Другой источник, относящийся к первой трети XVIII века, дает абсолютно сходную картину социальной дистрибуции «чистого» и «грязного»: в одной карете путешествует молодая женщина из квакерских кругов «во всей элегантности чистоты», белизна ее рук оттеняется опрятным темным платьем, и неряшливый знатный франт в спутанном засаленном парике и в старом сюртуке, плечи которого обсыпаны пудрой[303]. Противопоставление здесь идет сразу по нескольким линиям: пол, возраст, конфессия, социальная принадлежность и, наконец, как решающий пункт, аккуратность. Обратим внимание, что особенно ярко контраст между чистым и грязным выступает именно при сравнении: пока люди остаются в пределах своего социального круга, вряд ли можно ожидать резкого оценочного осуждения личных гигиенических привычек.
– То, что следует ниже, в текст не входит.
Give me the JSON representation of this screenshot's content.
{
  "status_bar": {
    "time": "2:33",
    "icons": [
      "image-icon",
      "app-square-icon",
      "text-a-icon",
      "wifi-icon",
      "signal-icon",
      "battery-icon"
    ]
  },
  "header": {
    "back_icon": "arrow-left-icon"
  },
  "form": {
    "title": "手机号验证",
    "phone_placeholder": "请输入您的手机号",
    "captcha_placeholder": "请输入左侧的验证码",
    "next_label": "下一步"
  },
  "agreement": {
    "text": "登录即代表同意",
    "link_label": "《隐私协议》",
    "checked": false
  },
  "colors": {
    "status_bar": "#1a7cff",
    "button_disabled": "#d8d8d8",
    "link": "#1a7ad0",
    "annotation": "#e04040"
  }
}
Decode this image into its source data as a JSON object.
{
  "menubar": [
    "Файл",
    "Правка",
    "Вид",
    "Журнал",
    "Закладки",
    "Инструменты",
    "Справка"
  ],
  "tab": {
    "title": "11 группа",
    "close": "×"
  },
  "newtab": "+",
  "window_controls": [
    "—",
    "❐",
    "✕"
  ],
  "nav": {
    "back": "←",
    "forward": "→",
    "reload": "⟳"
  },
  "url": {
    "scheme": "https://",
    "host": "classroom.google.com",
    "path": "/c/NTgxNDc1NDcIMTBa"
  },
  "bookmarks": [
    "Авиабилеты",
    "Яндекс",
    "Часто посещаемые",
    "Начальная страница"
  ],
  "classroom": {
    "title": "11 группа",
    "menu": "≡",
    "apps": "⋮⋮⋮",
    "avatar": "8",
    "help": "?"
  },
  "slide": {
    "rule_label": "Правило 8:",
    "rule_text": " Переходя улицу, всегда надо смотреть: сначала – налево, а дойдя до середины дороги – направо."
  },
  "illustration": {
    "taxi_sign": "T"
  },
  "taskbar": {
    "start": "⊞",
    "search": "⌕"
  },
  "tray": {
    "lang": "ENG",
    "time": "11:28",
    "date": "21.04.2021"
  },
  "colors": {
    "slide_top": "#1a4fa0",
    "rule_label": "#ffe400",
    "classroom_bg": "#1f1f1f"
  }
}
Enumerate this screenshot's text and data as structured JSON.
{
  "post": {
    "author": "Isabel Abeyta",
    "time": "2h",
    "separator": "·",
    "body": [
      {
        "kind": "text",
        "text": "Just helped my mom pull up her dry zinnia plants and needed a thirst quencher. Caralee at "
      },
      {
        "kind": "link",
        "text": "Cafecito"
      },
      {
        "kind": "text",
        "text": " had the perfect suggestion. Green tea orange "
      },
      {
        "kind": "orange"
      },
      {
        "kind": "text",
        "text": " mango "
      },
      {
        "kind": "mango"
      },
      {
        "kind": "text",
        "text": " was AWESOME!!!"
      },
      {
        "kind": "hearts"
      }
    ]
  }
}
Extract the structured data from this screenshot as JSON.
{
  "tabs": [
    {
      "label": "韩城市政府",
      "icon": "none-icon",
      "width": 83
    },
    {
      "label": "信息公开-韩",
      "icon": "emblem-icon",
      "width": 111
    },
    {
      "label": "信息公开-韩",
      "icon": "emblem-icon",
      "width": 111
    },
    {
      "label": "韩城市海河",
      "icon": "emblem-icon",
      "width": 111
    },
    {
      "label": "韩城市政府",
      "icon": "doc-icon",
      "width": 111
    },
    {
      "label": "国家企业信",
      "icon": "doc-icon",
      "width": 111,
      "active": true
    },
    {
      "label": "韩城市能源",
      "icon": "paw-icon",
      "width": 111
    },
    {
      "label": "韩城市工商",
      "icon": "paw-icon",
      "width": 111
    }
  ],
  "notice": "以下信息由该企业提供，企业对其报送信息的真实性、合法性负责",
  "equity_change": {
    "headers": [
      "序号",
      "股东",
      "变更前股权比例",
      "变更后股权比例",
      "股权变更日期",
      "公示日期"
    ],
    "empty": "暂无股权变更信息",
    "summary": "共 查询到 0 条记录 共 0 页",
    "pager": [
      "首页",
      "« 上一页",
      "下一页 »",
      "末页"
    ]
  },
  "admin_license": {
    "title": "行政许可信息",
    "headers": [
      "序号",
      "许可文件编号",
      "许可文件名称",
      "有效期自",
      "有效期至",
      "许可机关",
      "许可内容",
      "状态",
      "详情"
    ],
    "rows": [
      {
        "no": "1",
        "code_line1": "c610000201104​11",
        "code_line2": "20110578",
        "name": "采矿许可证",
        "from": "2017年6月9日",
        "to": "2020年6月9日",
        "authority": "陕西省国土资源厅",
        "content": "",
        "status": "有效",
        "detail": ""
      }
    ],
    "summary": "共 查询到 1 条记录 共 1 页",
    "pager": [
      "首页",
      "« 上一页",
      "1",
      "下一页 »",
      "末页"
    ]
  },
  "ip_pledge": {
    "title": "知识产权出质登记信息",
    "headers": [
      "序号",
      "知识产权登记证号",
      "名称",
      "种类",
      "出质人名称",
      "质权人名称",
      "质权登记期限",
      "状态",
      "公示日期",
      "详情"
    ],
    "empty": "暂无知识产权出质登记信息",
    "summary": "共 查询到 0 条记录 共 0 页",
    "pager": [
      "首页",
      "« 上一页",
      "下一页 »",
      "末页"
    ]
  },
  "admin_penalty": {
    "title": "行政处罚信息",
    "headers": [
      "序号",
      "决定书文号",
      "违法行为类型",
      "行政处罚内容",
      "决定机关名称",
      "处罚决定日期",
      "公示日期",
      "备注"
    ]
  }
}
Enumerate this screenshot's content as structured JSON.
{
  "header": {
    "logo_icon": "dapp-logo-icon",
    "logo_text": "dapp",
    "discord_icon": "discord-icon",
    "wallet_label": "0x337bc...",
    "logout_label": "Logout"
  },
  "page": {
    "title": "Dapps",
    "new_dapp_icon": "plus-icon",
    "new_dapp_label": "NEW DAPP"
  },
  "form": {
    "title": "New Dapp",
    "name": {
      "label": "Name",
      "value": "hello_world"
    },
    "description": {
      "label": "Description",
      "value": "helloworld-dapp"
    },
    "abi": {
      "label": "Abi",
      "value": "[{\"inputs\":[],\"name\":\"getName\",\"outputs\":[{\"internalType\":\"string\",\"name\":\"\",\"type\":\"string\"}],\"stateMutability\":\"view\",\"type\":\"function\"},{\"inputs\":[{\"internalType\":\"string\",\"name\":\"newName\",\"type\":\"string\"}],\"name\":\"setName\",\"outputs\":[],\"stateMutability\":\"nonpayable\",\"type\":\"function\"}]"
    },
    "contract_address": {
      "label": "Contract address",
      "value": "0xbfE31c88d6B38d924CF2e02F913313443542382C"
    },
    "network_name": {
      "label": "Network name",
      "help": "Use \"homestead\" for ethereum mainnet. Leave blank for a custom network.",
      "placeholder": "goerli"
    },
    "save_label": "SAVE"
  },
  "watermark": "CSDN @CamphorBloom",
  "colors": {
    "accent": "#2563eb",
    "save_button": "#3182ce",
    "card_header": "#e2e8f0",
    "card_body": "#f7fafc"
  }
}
Другое дело, когда включается взгляд со стороны, и особенно обостряется ситуация, если этот взгляд принадлежит реформатору моды. Тогда чистое/грязное сразу принимает на себя повышенную семиотическую нагрузку.
Свой новаторский кодекс дендистского туалета Браммелл строил, в основном отталкиваясь от аристократической моды, поклонником которой был его монархический приятель. Проповедуя принципы безупречной гигиены, Браммелл пытался привить при дворе сугубобуржуазный и пуританский стиль суровой сдержанности в одежде и тщательного ухода за собственным телом. Поэтому в то время эпитет «грязный» в его устах служил презрительным клеймом для консервативной знати.
Интересно сравнить фигуру Браммелла в этом отношении с другим великим реформатором, Коко Шанель, во многом определившей лицо женской моды XX века. Шанель по своему социальному происхождению принадлежала к малообеспеченным буржуазным кругам. Благодаря личной незаурядности она быстро обзавелась друзьями среди аристократов: среди ее поклонников был Этьен Бальсан и англичанин Бой Кейпел; позднее за ней ухаживал герцог Вестминстерский.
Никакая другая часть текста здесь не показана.